We recommend using the GridSearch
to select both the method and parameters used. The easiest way to do this is to validate over multiple parameter grids, with one grid for each method under consideration that contains the parameters to tune for this method. The following example constructs a grid search with multiple parameter grids to select between the three optimal imputation method, while tuning the parameters knn_k
and svm_gamma
for the appropriate methods:
grid = IAI.GridSearch(
IAI.ImputationLearner(
random_seed=1,
),
[
(method=:opt_knn, knn_k=[5, 10, 15]),
(method=:opt_tree,),
],
)
GridSearch - Unfitted OptKNNImputationLearner:
random_seed: 1
GridSearch Params:
(method=opt_knn,knn_k=5,)
(method=opt_knn,knn_k=10,)
(method=opt_knn,knn_k=15,)
(method=opt_tree,)
We can see that the parameter grids have been expanded into four options for the grid search to select between. We can now run the grid search to find the best method and parameter combination:
IAI.fit!(grid, df)
All Grid Results:
Row │ method knn_k train_score valid_score rank_valid_score
│ Symbol Int64? Float64 Float64 Int64
─────┼───────────────────────────────────────────────────────────────
1 │ opt_knn 5 NaN 0.150609 3
2 │ opt_knn 10 NaN 0.151021 4
3 │ opt_knn 15 NaN 0.139933 1
4 │ opt_tree missing NaN 0.147014 2
Best Params:
method => opt_knn
knn_k => 15
Best Model - Fitted OptKNNImputationLearner
Note that for imputation comparisons, a lower validation score is better.

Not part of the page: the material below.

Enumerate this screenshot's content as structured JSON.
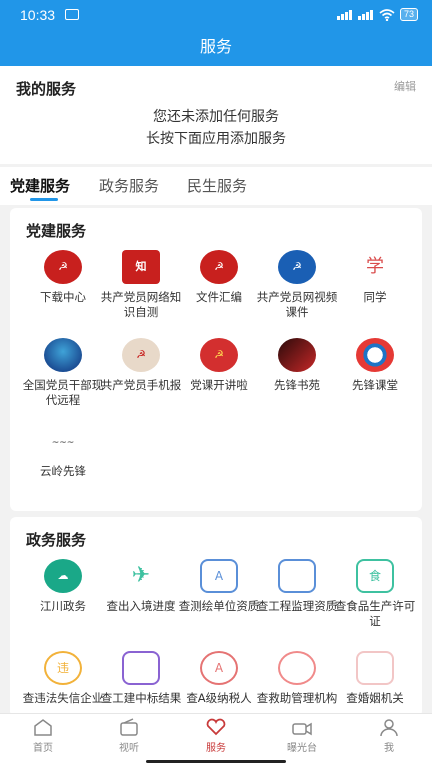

As with other uses of GridSearch
, you can use fit_cv!
in place of fit!
in order to conduct cross-validation. You can also use fit_transform_cv!
to combine the fit_cv!
and transform
steps.
Which parameters to tune?
In most cases, there are very few parameters that need to be tuned for imputation methods. We recommend simply tuning over the different imputation methods and tuning knn_k
and svm_gamma
where appropriate, as shown in the example above.
The only other decision that needs to be made in most cases is whether to use the clustering approach. If the imputation is taking too long, you might like to enable this option to see the effect on imputation time.